NEW YORK – New York state health officials said four deaths at a Manhattan nursing home were confirmed to be linked to an outbreak of Legionnaires’ disease, a severe type of pneumonia caused by a bacterium that grows in hot water. .
Officials from the New York State Department of Health said Thursday that a total of eight cases of Legionnaires’ disease were found at the Amsterdam Nursing Home in Amsterdam boulevard en Washington Heights.
Of the eight people confirmed to have the disease, five have died since then, four of them from legionnaires. The cause of the other death remains under investigation, health officials said.
An investigation into the deaths in the nursing home was launched on September 16, after the Mount Sinai hospital first notified the state on August 30 that two patients diagnosed with Legionnaires’ disease had been referred. there after the structure. A week later, the hospital reported two more cases of legionnaires among the hospitalized residents of the nursing home. And the nursing home reported three more.
Then another came, bringing the total to eight.
“The department has also conducted an on-site review and is providing support and guidance, including a recommendation to implement water restrictions for all units in the west wing of the facility, where the suspected cases resided,” state health officials said. a note. Friday statement. “The water restrictions will remain in place until further water culture tests for Legionella are completed and no additional cases are identified.”
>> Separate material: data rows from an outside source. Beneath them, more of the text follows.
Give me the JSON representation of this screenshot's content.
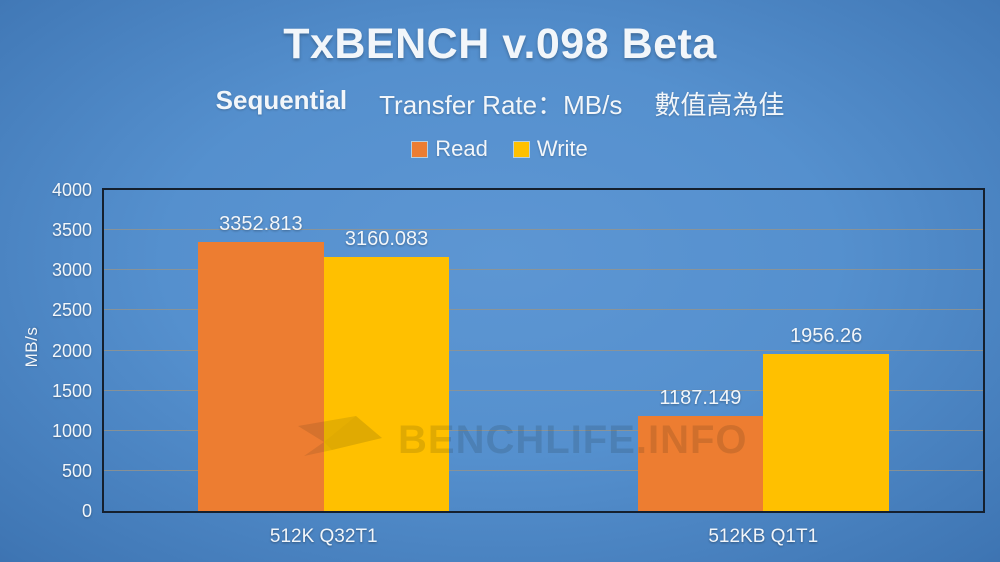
{
  "header": {
    "title": "TxBENCH v.098 Beta",
    "subtitle_test": "Sequential",
    "subtitle_metric": "Transfer Rate：MB/s",
    "subtitle_note": "數值高為佳"
  },
  "watermark": {
    "text": "BENCHLIFE.INFO",
    "icon": "paper-plane-icon"
  },
  "chart_data": {
    "type": "bar",
    "title": "TxBENCH v.098 Beta",
    "categories": [
      "512K Q32T1",
      "512KB Q1T1"
    ],
    "series": [
      {
        "name": "Read",
        "color": "#ed7d31",
        "values": [
          3352.813,
          1187.149
        ]
      },
      {
        "name": "Write",
        "color": "#ffc000",
        "values": [
          3160.083,
          1956.26
        ]
      }
    ],
    "value_labels": [
      [
        "3352.813",
        "1187.149"
      ],
      [
        "3160.083",
        "1956.26"
      ]
    ],
    "xlabel": "",
    "ylabel": "MB/s",
    "ylim": [
      0,
      4000
    ],
    "ytick_step": 500,
    "grid": "horizontal",
    "legend_position": "top"
  },
  "colors": {
    "background_center": "#5d96d3",
    "background_edge": "#1c4b88",
    "read_bar": "#ed7d31",
    "write_bar": "#ffc000",
    "gridline": "#96948a",
    "plot_border": "#15202e",
    "text": "#f2f6fa"
  }
}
The nursing home was also advised to conduct prospective clinical surveillance through November 2022 to prevent potential new cases. Depending on the state, Amsterdam nursing home they cultivated their water systems in January and June and did not detect the Legionella bacteria. More samples were collected on August 31, and state officials collected water samples last week. The results of the analysis of both samples are pending, the state says.
Earlier this summer, a separate outbreak of Legionnaires’ disease killed two people in the Bronx and hospitalized more than two dozen. City health officials said the outbreak was over in mid-June after four weeks had passed since a new case. In all, 30 cases were linked to that outbreak and all but two of those patients required hospitalization.
Legionnaires’ disease is a type of pneumonia. It is not contagious and can be treated with antibiotics if caught early. Infections occur due to breathing in the water vapor that contains these bacteria.
Symptoms are described as flu-like and include cough, fever, and shortness of breath. Some may not have any at all.
In New York, an average of 200 to 800 cases of Legionnaires’ disease are reported each year. In 2015, the state adopted the first national regulations requiring registration, routine inspection and control of cooling towers for Legionella in order to reduce potential exposures, prevent disease and protect the public. The legislation requires all general hospitals and residential structures to carry out the sampling of the Legionella culture and the analysis of drinking water systems. Find out more here.
Nationwide, according to the New York Department of Health, approximately 25,000 people develop Legionnaires’ disease each year. An additional unknown number are infected and have mild symptoms or no disease. Cases occur sporadically and in outbreaks. Outbreaks occur most often in the summer, but cases occur throughout the year.